# Calculating Aa% For Homegrown Hops



## jasonharley (5/4/11)

Greetings

How do you calculate AA% for homegrown hops?

I am keen to 'grow my own' but concerned about overdoing the hops in a brew. Also I live in Brisbane ... what is the best hops to get that will grow locally ?

Cheers

5 eyes


----------



## raven19 (6/4/11)

I prefer to use my home grown hops later in the boil (with known AA hops at 60mins) - hence if the AA is out by a fair degree it wont ruin a good beer.

In saying that, you can aim for a mid point AA of whichever hop type you have.

A quick goodgle search found this:
Generic Hop Info linky

So for Chinook, you could estimate it at around 13%AA, however I tend to go on the lower side.
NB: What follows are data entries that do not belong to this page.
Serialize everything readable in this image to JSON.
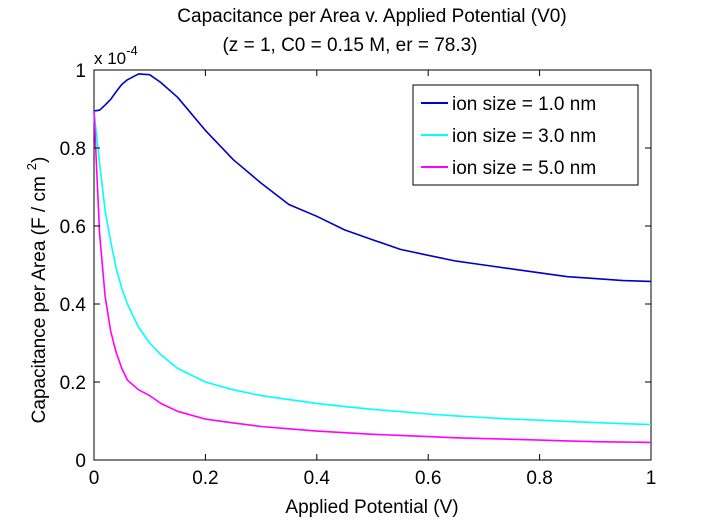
{
  "chart_data": {
    "type": "line",
    "title": "Capacitance per Area v. Applied Potential (V0)",
    "subtitle": "(z = 1, C0 = 0.15 M, er = 78.3)",
    "xlabel": "Applied Potential (V)",
    "ylabel": "Capacitance per Area (F / cm",
    "ylabel_superscript": "2",
    "ylabel_close": ")",
    "exponent_label": "x 10",
    "exponent_power": "-4",
    "xlim": [
      0,
      1
    ],
    "ylim": [
      0,
      1
    ],
    "y_scale_note": "values in units of 1e-4 F/cm^2",
    "x_ticks": [
      0,
      0.2,
      0.4,
      0.6,
      0.8,
      1
    ],
    "x_tick_labels": [
      "0",
      "0.2",
      "0.4",
      "0.6",
      "0.8",
      "1"
    ],
    "y_ticks": [
      0,
      0.2,
      0.4,
      0.6,
      0.8,
      1
    ],
    "y_tick_labels": [
      "0",
      "0.2",
      "0.4",
      "0.6",
      "0.8",
      "1"
    ],
    "grid": false,
    "legend_position": "top-right",
    "x": [
      0,
      0.01,
      0.02,
      0.03,
      0.04,
      0.05,
      0.06,
      0.08,
      0.1,
      0.12,
      0.15,
      0.2,
      0.25,
      0.3,
      0.35,
      0.4,
      0.45,
      0.5,
      0.55,
      0.6,
      0.65,
      0.7,
      0.75,
      0.8,
      0.85,
      0.9,
      0.95,
      1.0
    ],
    "series": [
      {
        "name": "ion size = 1.0 nm",
        "color": "#0000c8",
        "values": [
          0.895,
          0.897,
          0.91,
          0.925,
          0.945,
          0.963,
          0.975,
          0.99,
          0.988,
          0.968,
          0.93,
          0.845,
          0.77,
          0.71,
          0.655,
          0.625,
          0.59,
          0.565,
          0.54,
          0.525,
          0.51,
          0.5,
          0.49,
          0.48,
          0.47,
          0.465,
          0.46,
          0.458
        ]
      },
      {
        "name": "ion size = 3.0 nm",
        "color": "#00ffff",
        "values": [
          0.895,
          0.76,
          0.64,
          0.56,
          0.49,
          0.44,
          0.4,
          0.34,
          0.3,
          0.27,
          0.235,
          0.2,
          0.18,
          0.165,
          0.155,
          0.145,
          0.137,
          0.13,
          0.124,
          0.118,
          0.113,
          0.109,
          0.105,
          0.102,
          0.099,
          0.096,
          0.093,
          0.091
        ]
      },
      {
        "name": "ion size = 5.0 nm",
        "color": "#ff00ff",
        "values": [
          0.895,
          0.58,
          0.42,
          0.33,
          0.275,
          0.235,
          0.205,
          0.18,
          0.165,
          0.145,
          0.125,
          0.105,
          0.095,
          0.086,
          0.08,
          0.074,
          0.07,
          0.066,
          0.063,
          0.06,
          0.057,
          0.055,
          0.053,
          0.051,
          0.049,
          0.047,
          0.046,
          0.045
        ]
      }
    ]
  }
}
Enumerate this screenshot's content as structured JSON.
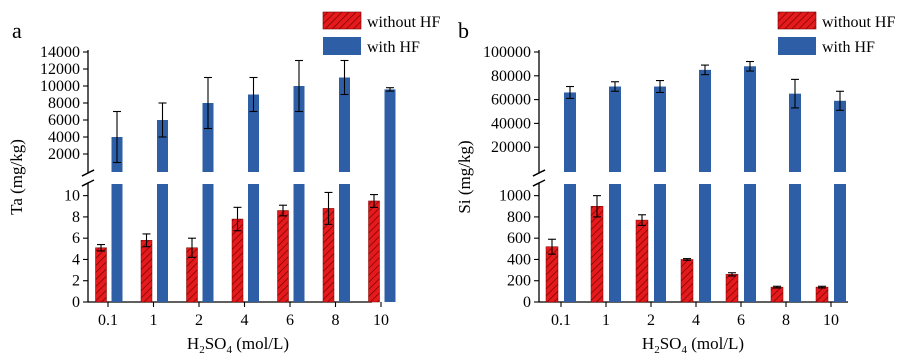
{
  "colors": {
    "with_hf": "#2e5fa6",
    "without_hf": "#e41a1c",
    "hatch": "#7a0000",
    "axis": "#000000"
  },
  "chart_data": [
    {
      "panel_label": "a",
      "type": "bar",
      "categories": [
        "0.1",
        "1",
        "2",
        "4",
        "6",
        "8",
        "10"
      ],
      "xlabel_parts": [
        "H",
        "2",
        "SO",
        "4",
        " (mol/L)"
      ],
      "ylabel": "Ta (mg/kg)",
      "legend_position": "top-right",
      "axis_break": true,
      "lower": {
        "ylim": [
          0,
          11
        ],
        "ticks": [
          "0",
          "2",
          "4",
          "6",
          "8",
          "10"
        ]
      },
      "upper": {
        "ylim": [
          0,
          14000
        ],
        "ticks": [
          "2000",
          "4000",
          "6000",
          "8000",
          "10000",
          "12000",
          "14000"
        ]
      },
      "series": [
        {
          "name": "without HF",
          "segment": "lower",
          "values": [
            5.1,
            5.8,
            5.1,
            7.8,
            8.6,
            8.8,
            9.5
          ],
          "errors": [
            0.3,
            0.6,
            0.9,
            1.1,
            0.5,
            1.5,
            0.6
          ]
        },
        {
          "name": "with HF",
          "segment": "upper",
          "values": [
            4000,
            6000,
            8000,
            9000,
            10000,
            11000,
            9600
          ],
          "errors": [
            3000,
            2000,
            3000,
            2000,
            3000,
            2000,
            200
          ]
        }
      ]
    },
    {
      "panel_label": "b",
      "type": "bar",
      "categories": [
        "0.1",
        "1",
        "2",
        "4",
        "6",
        "8",
        "10"
      ],
      "xlabel_parts": [
        "H",
        "2",
        "SO",
        "4",
        " (mol/L)"
      ],
      "ylabel": "Si (mg/kg)",
      "legend_position": "top-right",
      "axis_break": true,
      "lower": {
        "ylim": [
          0,
          1100
        ],
        "ticks": [
          "0",
          "200",
          "400",
          "600",
          "800",
          "1000"
        ]
      },
      "upper": {
        "ylim": [
          0,
          100000
        ],
        "ticks": [
          "20000",
          "40000",
          "60000",
          "80000",
          "100000"
        ]
      },
      "series": [
        {
          "name": "without HF",
          "segment": "lower",
          "values": [
            520,
            900,
            770,
            400,
            260,
            140,
            140
          ],
          "errors": [
            70,
            100,
            50,
            8,
            15,
            8,
            8
          ]
        },
        {
          "name": "with HF",
          "segment": "upper",
          "values": [
            66000,
            71000,
            71000,
            85000,
            88000,
            65000,
            59000
          ],
          "errors": [
            5000,
            4000,
            5000,
            4000,
            4000,
            12000,
            8000
          ]
        }
      ]
    }
  ]
}
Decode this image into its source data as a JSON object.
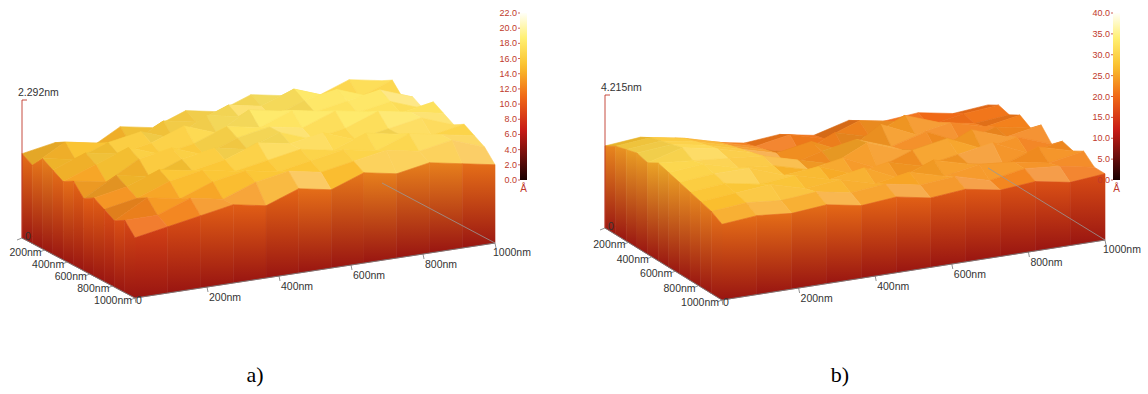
{
  "chart_data": [
    {
      "type": "surface",
      "label": "a)",
      "x": [
        0,
        91,
        182,
        273,
        364,
        455,
        545,
        636,
        727,
        818,
        909,
        1000
      ],
      "y": [
        0,
        91,
        182,
        273,
        364,
        455,
        545,
        636,
        727,
        818,
        909,
        1000
      ],
      "values": [
        [
          14,
          15,
          13,
          16,
          15,
          17,
          16,
          18,
          17,
          16,
          18,
          17
        ],
        [
          13,
          16,
          15,
          14,
          17,
          16,
          18,
          17,
          19,
          17,
          16,
          18
        ],
        [
          15,
          14,
          16,
          17,
          15,
          18,
          17,
          16,
          18,
          19,
          17,
          16
        ],
        [
          14,
          16,
          15,
          16,
          18,
          16,
          19,
          18,
          17,
          18,
          19,
          17
        ],
        [
          13,
          15,
          17,
          15,
          16,
          18,
          17,
          19,
          18,
          17,
          18,
          16
        ],
        [
          14,
          13,
          16,
          17,
          15,
          17,
          18,
          17,
          19,
          18,
          17,
          18
        ],
        [
          12,
          15,
          14,
          16,
          17,
          16,
          18,
          16,
          17,
          19,
          18,
          17
        ],
        [
          13,
          14,
          16,
          15,
          16,
          18,
          17,
          18,
          16,
          17,
          18,
          16
        ],
        [
          12,
          13,
          15,
          16,
          15,
          16,
          17,
          16,
          18,
          17,
          16,
          17
        ],
        [
          11,
          14,
          13,
          15,
          16,
          15,
          16,
          17,
          16,
          18,
          17,
          16
        ],
        [
          12,
          12,
          14,
          13,
          15,
          16,
          15,
          16,
          17,
          16,
          17,
          15
        ],
        [
          10,
          11,
          12,
          13,
          12,
          14,
          13,
          15,
          14,
          15,
          14,
          13
        ]
      ],
      "xlim": [
        0,
        1000
      ],
      "ylim": [
        0,
        1000
      ],
      "zlim": [
        0,
        22.92
      ],
      "xticks": [
        0,
        {
          "value": 200,
          "label": "200nm"
        },
        {
          "value": 400,
          "label": "400nm"
        },
        {
          "value": 600,
          "label": "600nm"
        },
        {
          "value": 800,
          "label": "800nm"
        },
        {
          "value": 1000,
          "label": "1000nm"
        }
      ],
      "yticks": [
        0,
        {
          "value": 200,
          "label": "200nm"
        },
        {
          "value": 400,
          "label": "400nm"
        },
        {
          "value": 600,
          "label": "600nm"
        },
        {
          "value": 800,
          "label": "800nm"
        },
        {
          "value": 1000,
          "label": "1000nm"
        }
      ],
      "zticks": [
        {
          "value": 22.92,
          "label": "2.292nm"
        }
      ],
      "colorbar": {
        "lim": [
          0,
          22
        ],
        "label": "Å",
        "ticks": [
          {
            "value": 0,
            "label": "0.0"
          },
          {
            "value": 2,
            "label": "2.0"
          },
          {
            "value": 4,
            "label": "4.0"
          },
          {
            "value": 6,
            "label": "6.0"
          },
          {
            "value": 8,
            "label": "8.0"
          },
          {
            "value": 10,
            "label": "10.0"
          },
          {
            "value": 12,
            "label": "12.0"
          },
          {
            "value": 14,
            "label": "14.0"
          },
          {
            "value": 16,
            "label": "16.0"
          },
          {
            "value": 18,
            "label": "18.0"
          },
          {
            "value": 20,
            "label": "20.0"
          },
          {
            "value": 22,
            "label": "22.0"
          }
        ]
      }
    },
    {
      "type": "surface",
      "label": "b)",
      "x": [
        0,
        91,
        182,
        273,
        364,
        455,
        545,
        636,
        727,
        818,
        909,
        1000
      ],
      "y": [
        0,
        91,
        182,
        273,
        364,
        455,
        545,
        636,
        727,
        818,
        909,
        1000
      ],
      "values": [
        [
          26,
          27,
          25,
          22,
          20,
          21,
          19,
          22,
          20,
          21,
          19,
          20
        ],
        [
          28,
          29,
          27,
          24,
          21,
          23,
          20,
          24,
          22,
          19,
          21,
          22
        ],
        [
          29,
          30,
          28,
          25,
          22,
          19,
          24,
          21,
          26,
          22,
          20,
          21
        ],
        [
          30,
          31,
          29,
          26,
          23,
          25,
          20,
          27,
          22,
          24,
          21,
          23
        ],
        [
          29,
          32,
          30,
          27,
          21,
          24,
          26,
          22,
          25,
          20,
          23,
          21
        ],
        [
          31,
          30,
          29,
          28,
          25,
          22,
          27,
          23,
          21,
          26,
          22,
          24
        ],
        [
          30,
          31,
          28,
          27,
          24,
          26,
          21,
          25,
          27,
          22,
          24,
          20
        ],
        [
          29,
          30,
          30,
          26,
          27,
          23,
          25,
          22,
          24,
          26,
          21,
          23
        ],
        [
          28,
          29,
          27,
          28,
          25,
          27,
          22,
          26,
          23,
          21,
          25,
          22
        ],
        [
          27,
          28,
          29,
          26,
          27,
          24,
          26,
          23,
          25,
          24,
          22,
          24
        ],
        [
          26,
          27,
          26,
          27,
          25,
          26,
          24,
          25,
          22,
          24,
          23,
          21
        ],
        [
          24,
          25,
          24,
          25,
          23,
          24,
          22,
          23,
          21,
          22,
          20,
          21
        ]
      ],
      "xlim": [
        0,
        1000
      ],
      "ylim": [
        0,
        1000
      ],
      "zlim": [
        0,
        42.15
      ],
      "xticks": [
        0,
        {
          "value": 200,
          "label": "200nm"
        },
        {
          "value": 400,
          "label": "400nm"
        },
        {
          "value": 600,
          "label": "600nm"
        },
        {
          "value": 800,
          "label": "800nm"
        },
        {
          "value": 1000,
          "label": "1000nm"
        }
      ],
      "yticks": [
        0,
        {
          "value": 200,
          "label": "200nm"
        },
        {
          "value": 400,
          "label": "400nm"
        },
        {
          "value": 600,
          "label": "600nm"
        },
        {
          "value": 800,
          "label": "800nm"
        },
        {
          "value": 1000,
          "label": "1000nm"
        }
      ],
      "zticks": [
        {
          "value": 42.15,
          "label": "4.215nm"
        }
      ],
      "colorbar": {
        "lim": [
          0,
          40
        ],
        "label": "Å",
        "ticks": [
          {
            "value": 0,
            "label": "0.0"
          },
          {
            "value": 5,
            "label": "5.0"
          },
          {
            "value": 10,
            "label": "10.0"
          },
          {
            "value": 15,
            "label": "15.0"
          },
          {
            "value": 20,
            "label": "20.0"
          },
          {
            "value": 25,
            "label": "25.0"
          },
          {
            "value": 30,
            "label": "30.0"
          },
          {
            "value": 35,
            "label": "35.0"
          },
          {
            "value": 40,
            "label": "40.0"
          }
        ]
      }
    }
  ]
}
Also depends on when you picked your hops (I manage to pick mine too early this season!)


----------



## KillerRx4 (6/4/11)

raven19 said:


> In saying that, you can aim for a mid point AA of whichever hop type you have.
> 
> A quick goodgle search found this:
> Generic Hop Info linky
> ...



This is it. 
Use the mid point of the known AA range of the variety & assess/adjust based on results of the finished beer.


----------



## big78sam (7/4/11)

smurto estimates 9% for Adelaide hills grown chinook. 

I did a 10min IPA no-chilled, with melbourne grown chinook only in the cube and I allowed the cube hops as a 12 minute addition and there was virtually no bitterness in the brew. I would definitely estimate on the low side and I agree, your bittering should be with a known AA hop.


----------



## Malted (7/4/11)

big78sam said:


> I agree, your bittering should be with a known AA hop.




Where's the challenge in that?
As gets said over here a fair bit, "add more hops"... next time.


----------